盛英祺開始不滿足現有的狀态,于是想方設法證明秦明珠更愛他。當秦明珠來他公司給他送愛心午餐時,他故意留下對方,将人困在寬大的桌子和背椅中間。
秦明珠反應過來他的意圖,很緊張地望了下辦公室外面。盛英祺的辦公室有兩面都是玻璃,一面玻璃朝着員工辦公區。
“不行。”秦明珠着慌到抓住他的手臂,“這裏不行!”
“沒事,玻璃是單向玻璃,他們看不到。”他低下頭哄年長愛人,心裏想對方也太膽小了。這些年他在酒席上沒少聽、也沒少看胡鬧的事,有的人在人來人往的公廁都敢胡來。
而秦明珠只敢在家裏,就算在家裏,聲音也不敢出太大聲,仿佛他們一層一戶的房子會有耳聰的鄰居偷聽。
縱使說是單向玻璃,秦明珠依舊不願意,很抗拒地要推開他,但最後還是被他半強制半哄地成功了。不過事實上他并不暢快,辦公室帶來的刺激讓他比往日更興奮,可秦明珠卻早早地露出疲态,甚至才一回就睡着了。
把人抱進休息室,給人清洗時,盛英祺陡然覺得沒勁極了。他丢下毛巾,看被他放進浴缸裏的年長愛人。
外貌再怎麽被上天優待,身體機能都騙不了人。
現在秦明珠就滿足不了他,那再過幾年,他難道要守活寡?
盛英祺沉下臉,沒幾秒把自己也泡進浴缸裏。
秦明珠在水波中驚醒,他昨夜熬夜趕設計稿,醒來收到盛英祺的短信,說是想吃他做的飯,又急急忙忙做了午餐送過來。

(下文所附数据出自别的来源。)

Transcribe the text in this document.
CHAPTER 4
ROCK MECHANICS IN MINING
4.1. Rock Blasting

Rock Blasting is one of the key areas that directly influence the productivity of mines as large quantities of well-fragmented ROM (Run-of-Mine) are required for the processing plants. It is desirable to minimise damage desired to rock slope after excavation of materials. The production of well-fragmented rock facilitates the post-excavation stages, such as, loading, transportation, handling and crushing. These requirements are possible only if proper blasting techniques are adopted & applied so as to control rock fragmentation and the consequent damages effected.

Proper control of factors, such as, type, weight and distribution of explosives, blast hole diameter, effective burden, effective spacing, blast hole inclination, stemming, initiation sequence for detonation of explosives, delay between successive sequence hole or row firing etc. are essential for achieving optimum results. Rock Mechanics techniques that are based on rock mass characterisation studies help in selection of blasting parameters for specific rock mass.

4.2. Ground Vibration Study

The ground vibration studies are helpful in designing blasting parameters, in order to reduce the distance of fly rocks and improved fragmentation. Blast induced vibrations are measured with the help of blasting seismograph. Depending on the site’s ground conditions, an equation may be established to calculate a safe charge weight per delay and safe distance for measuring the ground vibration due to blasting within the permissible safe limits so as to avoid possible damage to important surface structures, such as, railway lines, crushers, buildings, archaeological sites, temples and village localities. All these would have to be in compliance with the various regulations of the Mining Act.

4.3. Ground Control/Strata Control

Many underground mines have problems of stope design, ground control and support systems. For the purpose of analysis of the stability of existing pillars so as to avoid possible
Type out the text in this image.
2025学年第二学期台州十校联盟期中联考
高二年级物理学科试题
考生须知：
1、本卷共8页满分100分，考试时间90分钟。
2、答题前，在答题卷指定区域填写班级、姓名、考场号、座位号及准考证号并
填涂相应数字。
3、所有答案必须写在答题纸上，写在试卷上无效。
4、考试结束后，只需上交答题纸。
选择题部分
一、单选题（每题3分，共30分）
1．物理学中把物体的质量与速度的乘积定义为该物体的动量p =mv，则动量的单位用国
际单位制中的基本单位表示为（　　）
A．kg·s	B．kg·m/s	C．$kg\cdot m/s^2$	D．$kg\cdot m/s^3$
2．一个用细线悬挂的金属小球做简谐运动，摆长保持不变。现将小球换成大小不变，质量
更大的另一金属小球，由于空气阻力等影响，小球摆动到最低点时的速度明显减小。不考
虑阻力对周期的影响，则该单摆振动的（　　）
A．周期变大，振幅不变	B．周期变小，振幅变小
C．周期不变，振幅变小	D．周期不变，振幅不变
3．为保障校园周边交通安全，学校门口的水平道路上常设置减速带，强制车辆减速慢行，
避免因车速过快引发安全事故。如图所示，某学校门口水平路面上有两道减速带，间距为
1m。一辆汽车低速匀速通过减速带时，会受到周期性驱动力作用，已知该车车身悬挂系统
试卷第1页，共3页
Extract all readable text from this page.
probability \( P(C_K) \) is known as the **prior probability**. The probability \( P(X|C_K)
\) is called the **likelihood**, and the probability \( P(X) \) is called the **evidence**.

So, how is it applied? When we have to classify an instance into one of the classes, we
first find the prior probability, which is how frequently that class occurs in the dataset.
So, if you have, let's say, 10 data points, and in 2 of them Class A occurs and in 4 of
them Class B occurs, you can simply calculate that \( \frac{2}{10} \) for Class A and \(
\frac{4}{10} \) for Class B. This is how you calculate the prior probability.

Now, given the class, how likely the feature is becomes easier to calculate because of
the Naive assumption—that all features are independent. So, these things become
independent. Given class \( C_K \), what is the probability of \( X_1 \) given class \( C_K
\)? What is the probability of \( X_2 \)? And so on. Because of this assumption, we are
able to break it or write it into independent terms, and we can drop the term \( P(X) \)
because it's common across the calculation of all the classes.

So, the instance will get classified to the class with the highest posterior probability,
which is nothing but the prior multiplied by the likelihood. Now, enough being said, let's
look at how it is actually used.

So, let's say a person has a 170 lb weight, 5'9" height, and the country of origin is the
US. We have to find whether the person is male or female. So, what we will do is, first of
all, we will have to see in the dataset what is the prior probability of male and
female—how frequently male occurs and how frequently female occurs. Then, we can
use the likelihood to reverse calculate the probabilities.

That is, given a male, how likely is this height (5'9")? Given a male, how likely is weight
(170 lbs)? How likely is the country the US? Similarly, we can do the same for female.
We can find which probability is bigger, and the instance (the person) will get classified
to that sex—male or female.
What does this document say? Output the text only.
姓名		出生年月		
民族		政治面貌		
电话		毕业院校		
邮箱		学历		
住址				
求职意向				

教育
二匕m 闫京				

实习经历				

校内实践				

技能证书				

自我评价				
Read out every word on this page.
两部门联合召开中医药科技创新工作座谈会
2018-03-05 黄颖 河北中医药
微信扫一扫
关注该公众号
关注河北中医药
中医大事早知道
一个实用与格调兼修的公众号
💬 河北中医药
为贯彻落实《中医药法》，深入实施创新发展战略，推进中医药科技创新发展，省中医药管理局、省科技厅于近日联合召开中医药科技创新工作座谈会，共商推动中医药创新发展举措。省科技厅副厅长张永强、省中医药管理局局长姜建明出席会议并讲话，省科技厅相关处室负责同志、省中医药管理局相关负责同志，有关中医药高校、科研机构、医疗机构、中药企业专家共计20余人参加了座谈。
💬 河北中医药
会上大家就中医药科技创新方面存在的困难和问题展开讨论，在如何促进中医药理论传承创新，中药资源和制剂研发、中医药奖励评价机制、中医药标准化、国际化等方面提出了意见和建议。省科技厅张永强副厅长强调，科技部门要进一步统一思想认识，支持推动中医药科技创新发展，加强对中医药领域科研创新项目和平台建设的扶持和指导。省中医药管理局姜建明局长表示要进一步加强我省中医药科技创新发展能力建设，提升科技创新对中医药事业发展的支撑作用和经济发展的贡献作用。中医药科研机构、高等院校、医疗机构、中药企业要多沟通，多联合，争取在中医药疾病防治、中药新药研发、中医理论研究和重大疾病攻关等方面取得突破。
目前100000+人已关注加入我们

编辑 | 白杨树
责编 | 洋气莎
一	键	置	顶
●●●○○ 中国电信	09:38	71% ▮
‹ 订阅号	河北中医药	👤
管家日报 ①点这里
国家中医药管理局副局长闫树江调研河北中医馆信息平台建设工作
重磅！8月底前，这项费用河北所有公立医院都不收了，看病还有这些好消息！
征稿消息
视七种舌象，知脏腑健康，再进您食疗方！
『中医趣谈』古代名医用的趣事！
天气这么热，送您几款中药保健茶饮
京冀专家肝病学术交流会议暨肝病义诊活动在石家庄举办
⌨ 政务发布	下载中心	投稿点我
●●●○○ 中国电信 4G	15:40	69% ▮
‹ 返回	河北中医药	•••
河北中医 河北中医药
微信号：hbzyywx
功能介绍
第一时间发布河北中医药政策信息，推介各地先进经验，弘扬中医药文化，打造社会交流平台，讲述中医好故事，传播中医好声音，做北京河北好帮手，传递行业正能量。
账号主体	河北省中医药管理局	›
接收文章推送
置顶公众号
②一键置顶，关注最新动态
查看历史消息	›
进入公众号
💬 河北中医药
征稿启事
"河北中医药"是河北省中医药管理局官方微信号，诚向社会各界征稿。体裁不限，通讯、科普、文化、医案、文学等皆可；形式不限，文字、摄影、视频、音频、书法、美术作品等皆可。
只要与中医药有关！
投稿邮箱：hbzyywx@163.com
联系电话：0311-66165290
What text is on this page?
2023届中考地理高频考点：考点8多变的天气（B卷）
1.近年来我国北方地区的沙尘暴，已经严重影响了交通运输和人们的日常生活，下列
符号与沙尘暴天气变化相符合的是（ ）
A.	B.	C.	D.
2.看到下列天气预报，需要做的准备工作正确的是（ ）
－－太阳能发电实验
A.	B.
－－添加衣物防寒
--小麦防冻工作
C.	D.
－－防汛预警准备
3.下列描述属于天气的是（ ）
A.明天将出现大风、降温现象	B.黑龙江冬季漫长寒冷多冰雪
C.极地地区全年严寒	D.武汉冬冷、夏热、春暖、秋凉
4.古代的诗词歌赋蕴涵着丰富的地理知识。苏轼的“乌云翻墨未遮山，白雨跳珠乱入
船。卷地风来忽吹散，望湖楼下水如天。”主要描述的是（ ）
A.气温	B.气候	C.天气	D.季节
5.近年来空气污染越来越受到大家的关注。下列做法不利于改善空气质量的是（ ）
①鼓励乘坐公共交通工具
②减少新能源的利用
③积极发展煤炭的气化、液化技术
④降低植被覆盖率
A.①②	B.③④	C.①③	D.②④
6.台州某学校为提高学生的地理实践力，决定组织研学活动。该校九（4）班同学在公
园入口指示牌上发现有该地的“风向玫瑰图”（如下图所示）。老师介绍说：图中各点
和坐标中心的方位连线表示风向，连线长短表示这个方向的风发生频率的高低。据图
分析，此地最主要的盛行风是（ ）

他不明白今日盛英祺為什麽那麽有興致,因為是多年夫夫,他并不想一個勁地委屈自己,所以先跟盛英祺商量,“老公,我今天真的累了。”
人不聽。
他就鉚勁兒在并不算寬敞的浴缸裏踹了對方一腳。原來也踹過,原來踹的時候,盛英祺總當情.趣,愛捉住他腳,随後在腳踝處落下癢癢的吻。
可這一次,盛英祺卻是惡狠狠地瞪了他一眼。
水溫仿佛也在這種眼神中冷下去。
秦明珠恍惚以為是自己看錯了,想再看時,盛英祺已經起身從浴缸裏出去。
“盛英祺。”
在盛英祺離開浴室前,秦明珠臉上還有未退的潮紅,甚至他的一條腿還搭在浴缸邊緣,白膩到快跟浴缸一個顏色,但他表情已是僵硬,“你什麽意思?”
背對他的人腳步停了一下,幾秒後答:“你不是說累嗎?那就不做了。我是你秦明珠的狗,哪能不聽話。”
秦明珠閉上眼,從喉嚨裏擠出一句話,“那好,你可以滾了。”
盛英祺聽話地滾了,留他獨自在浴室。
秦明珠将自己的身體蜷縮起來,讓已經不算太熱的溫水将自己包圍。仿佛這樣,才能汲取到一分一厘的溫暖。
他不難過,只是有一點點失望而已,不是對盛英祺失望,而是對自己失望。
他不是小孩,不可以哭,也必須為自己做的選擇負責。
只是,他有時候真的好想回到過去。